Gig on the Green, Glasgow Green
"KEY advice: Leave your granny at home", this newspaper advised in advance of the August 2002 edition of this event. "More hard-edged than T in the Park, the Gig on the Green line-up is never short on controversy", we added.
Slipknot at the Gig on the Green, 2002 (Image: Steve Cox)
"Eminem and Marilyn Manson both whipped up a storm last year, while this summer's event has Slipknot, the masked nu-metal rockers who call their fans ''maggots'' and like to throw up on stage, on the bill".
Indeed, the 2001 Gig on the Green stirred some controversy. Around 100 people from different churches gathered in George Square and outside the venue to protest against the 'anti-Christian' message of some of the performers who were playing that weekend. Manson at that time was viewed as "the self-styled Anti-Christ Superstar".
Eminem at the Gig on the Green, 2001 (Image: Nick Ponty)

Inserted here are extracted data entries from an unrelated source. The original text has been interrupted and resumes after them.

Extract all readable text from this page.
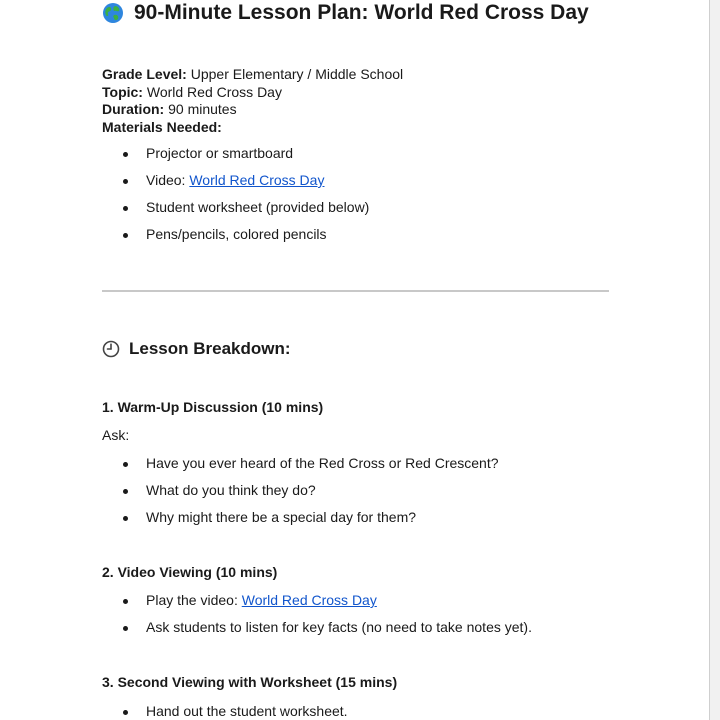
90-Minute Lesson Plan: World Red Cross Day
Grade Level: Upper Elementary / Middle School
Topic: World Red Cross Day
Duration: 90 minutes
Materials Needed:
Projector or smartboard
Video: World Red Cross Day
Student worksheet (provided below)
Pens/pencils, colored pencils
Lesson Breakdown:
1. Warm-Up Discussion (10 mins)
Ask:
Have you ever heard of the Red Cross or Red Crescent?
What do you think they do?
Why might there be a special day for them?
2. Video Viewing (10 mins)
Play the video: World Red Cross Day
Ask students to listen for key facts (no need to take notes yet).
3. Second Viewing with Worksheet (15 mins)
Hand out the student worksheet.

One evangelical Christian said: ''Manson has the same occultic power over people's lives as Hitler did.'' But a Manson fan retorted: "The people who are standing outside going to prayer meetings don't have a life. If there is a God, he made everyone - including Marilyn Manson".
Eminem's own headlining appearance that year was not without incident. The concert was halted minutes after he had begun his set when around 45 fans were crushed as the audience surged forward. Eminem had to appeal for calm before continuing.
Gig on the Green gets go-ahead despite fears over Eminem
Oasis had been among the successes at the inaugural Gig on the Green, in 2000. Their appearance came only a month after they had played to 56,000 fans at Murrayfield Stadium in Edinburgh.